3 Economic Risks

During her Congressional testimony, Fed Chair Janet Yellen painted a fairly bright picture of the US economy, stressing a rebound in consumer spending, which should allow the central bank to gradually raise short-term interest rates over the next few years. Investors were heartened to hear that message and drove stocks higher, with the Dow closing at a new all-time high after Yellen’s first day of testimony. What could undo this rosy picture? There are a number of risks to the US and global markets that persist, though three rise to the top of the list. Their existence does not mean that long-term investors should change their game plans, but they are a reminder to guard against complacency and to always approach investing with caution.

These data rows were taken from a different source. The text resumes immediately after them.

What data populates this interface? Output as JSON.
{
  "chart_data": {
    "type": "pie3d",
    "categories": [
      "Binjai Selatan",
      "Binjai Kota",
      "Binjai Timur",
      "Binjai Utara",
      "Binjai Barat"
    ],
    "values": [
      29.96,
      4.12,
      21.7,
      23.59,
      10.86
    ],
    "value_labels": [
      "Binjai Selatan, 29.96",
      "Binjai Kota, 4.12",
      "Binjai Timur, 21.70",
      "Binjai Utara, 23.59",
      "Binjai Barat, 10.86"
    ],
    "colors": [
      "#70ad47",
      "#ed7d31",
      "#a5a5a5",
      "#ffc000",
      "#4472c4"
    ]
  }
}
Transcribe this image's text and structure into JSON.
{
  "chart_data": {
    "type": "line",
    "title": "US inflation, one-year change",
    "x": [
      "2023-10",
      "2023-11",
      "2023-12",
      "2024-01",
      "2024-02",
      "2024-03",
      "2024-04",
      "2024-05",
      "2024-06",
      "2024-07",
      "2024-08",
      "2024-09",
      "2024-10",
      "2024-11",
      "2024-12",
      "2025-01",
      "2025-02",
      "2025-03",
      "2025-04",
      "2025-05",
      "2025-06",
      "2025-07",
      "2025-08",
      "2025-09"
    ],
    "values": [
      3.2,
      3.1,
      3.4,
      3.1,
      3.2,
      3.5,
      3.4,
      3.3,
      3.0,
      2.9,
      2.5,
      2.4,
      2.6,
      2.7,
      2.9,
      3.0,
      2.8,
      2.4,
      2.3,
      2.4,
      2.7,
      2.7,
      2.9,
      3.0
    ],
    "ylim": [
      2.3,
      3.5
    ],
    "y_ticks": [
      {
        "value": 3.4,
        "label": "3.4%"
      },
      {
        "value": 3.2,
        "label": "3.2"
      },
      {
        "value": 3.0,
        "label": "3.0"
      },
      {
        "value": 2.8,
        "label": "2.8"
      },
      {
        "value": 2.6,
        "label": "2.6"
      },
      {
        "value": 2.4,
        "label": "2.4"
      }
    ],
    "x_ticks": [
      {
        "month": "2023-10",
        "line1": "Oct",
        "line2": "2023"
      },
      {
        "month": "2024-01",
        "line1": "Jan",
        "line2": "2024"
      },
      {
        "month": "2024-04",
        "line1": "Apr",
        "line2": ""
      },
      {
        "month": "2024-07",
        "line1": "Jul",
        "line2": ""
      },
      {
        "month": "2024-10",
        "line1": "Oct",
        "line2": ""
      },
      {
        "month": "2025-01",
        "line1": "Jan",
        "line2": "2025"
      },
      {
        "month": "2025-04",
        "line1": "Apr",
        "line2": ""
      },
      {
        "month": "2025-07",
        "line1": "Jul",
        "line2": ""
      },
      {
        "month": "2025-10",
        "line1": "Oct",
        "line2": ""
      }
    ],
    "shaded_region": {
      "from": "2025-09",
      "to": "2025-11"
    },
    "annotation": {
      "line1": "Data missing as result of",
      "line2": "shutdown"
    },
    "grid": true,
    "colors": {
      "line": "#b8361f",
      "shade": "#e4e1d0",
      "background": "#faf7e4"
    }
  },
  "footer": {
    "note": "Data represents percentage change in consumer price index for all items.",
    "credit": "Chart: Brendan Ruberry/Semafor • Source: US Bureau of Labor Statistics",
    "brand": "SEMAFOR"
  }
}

Federal Reserve: In her testimony, Yellen said, “We are watching inflation very carefully” because it remains so low. Previously central bankers have attributed the recent slow down in prices to transitory factors, but Yellen acknowledged that because “inflation has been running under our two percent objective [core inflation dropped to 1.4 percent year over year in May], that there could be more going on.”

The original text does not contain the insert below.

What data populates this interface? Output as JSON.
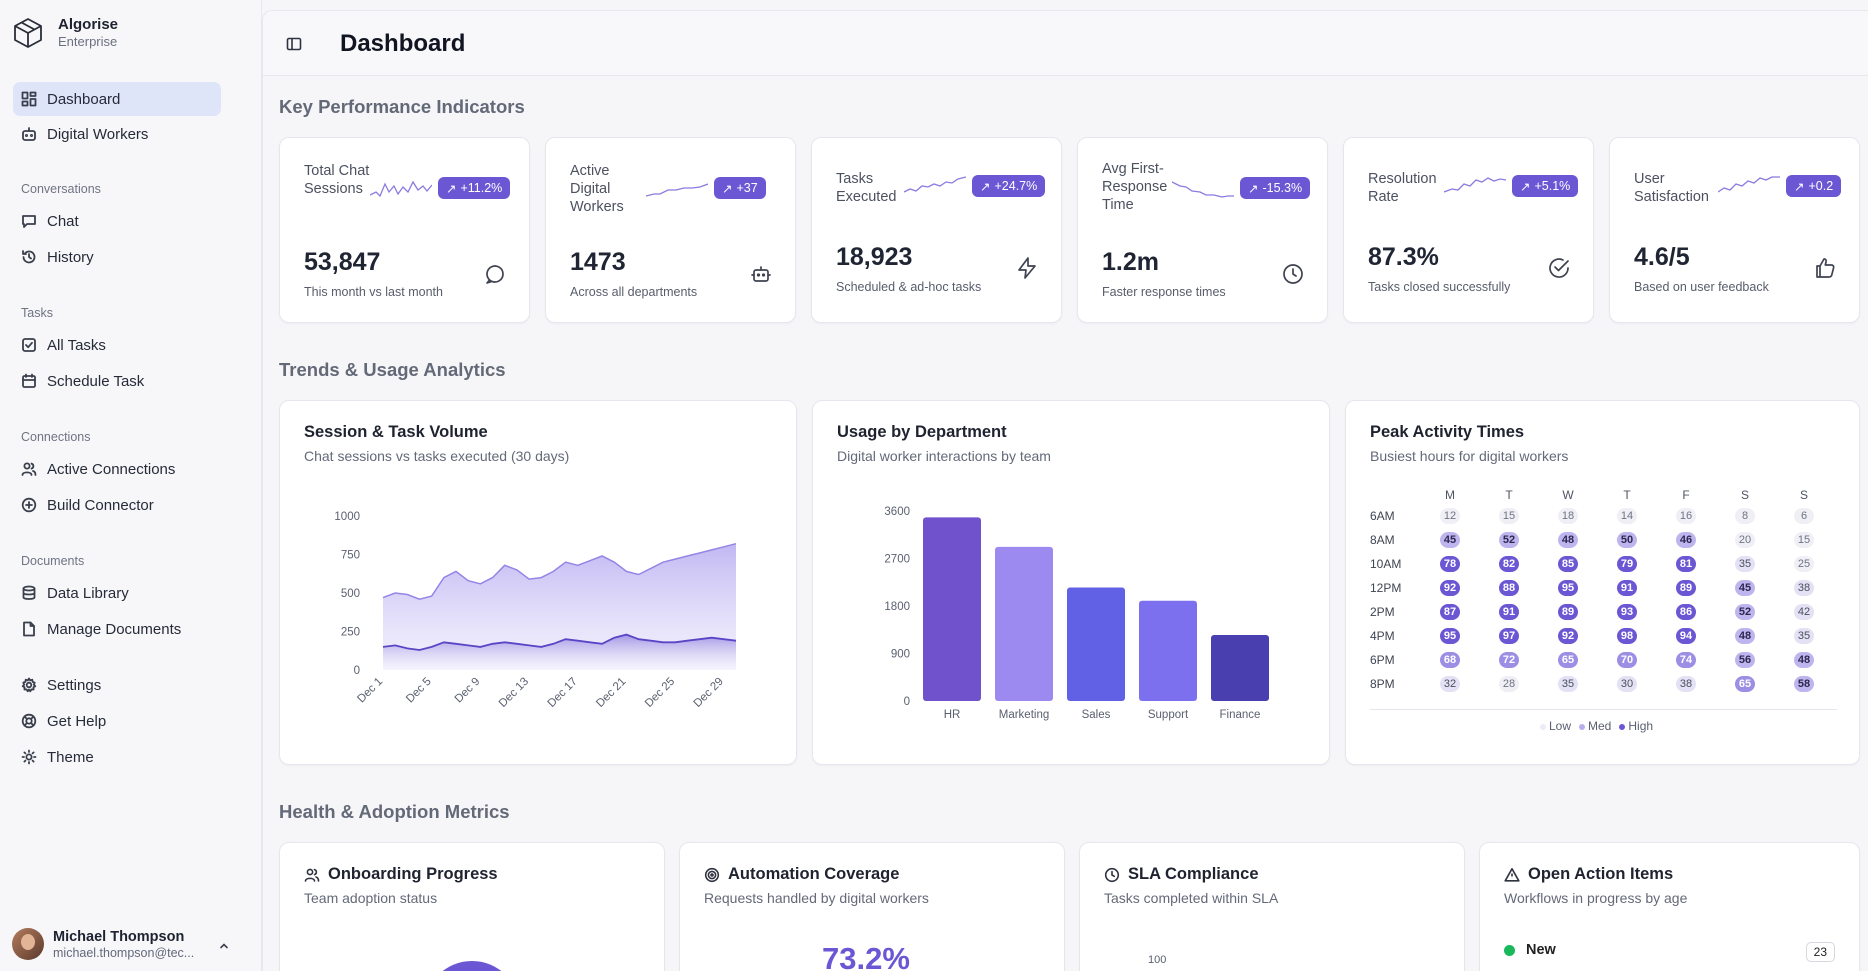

Translation: The Fed is not so sure what the heck is going on and that lack of clarity might put the central bank at risk for allowing rates to stay too low for too long, which in turn might foster asset bubbles. As we know from the past decade, bubbles have a nasty way of popping.

Conversely, if the Fed, as well as the Bank of England, the European Central Bank and the Bank of China all move away from ultra-loose monetary policy too quickly, the combined effect could cause a global slowdown/recession or at least a stock and bond market sell-off. For a taste of what that could feel like, check out the performance of the bond market over the past few weeks.

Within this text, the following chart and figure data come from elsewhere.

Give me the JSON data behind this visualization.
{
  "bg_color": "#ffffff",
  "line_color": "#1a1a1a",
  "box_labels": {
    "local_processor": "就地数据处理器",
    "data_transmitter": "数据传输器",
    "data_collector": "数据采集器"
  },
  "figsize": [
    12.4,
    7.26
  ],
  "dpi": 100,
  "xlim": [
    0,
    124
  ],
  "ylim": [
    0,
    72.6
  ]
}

Bonds: Much has been written about how the bond market could spark a stock sell off, because if bond prices go down and yields rise, investors might finally bail out of stocks and instead choose to invest in the bond market. What could make the bond market sell off? The easiest answer is that if global central banks are no longer creating massive demand in the market, prices will drop. Of course if bond yields rise because the economy is firming, then both the stock and bond markets should be fine.

Political Upheaval: Although politics has not impacted markets yet, a ratcheting up of anxiety and uncertainty might very well negatively impact them. That goes for the US, Great Britain and its Brexit negotiations with the European Union, as well as unforeseen events in the rest of the world (remember Greece?).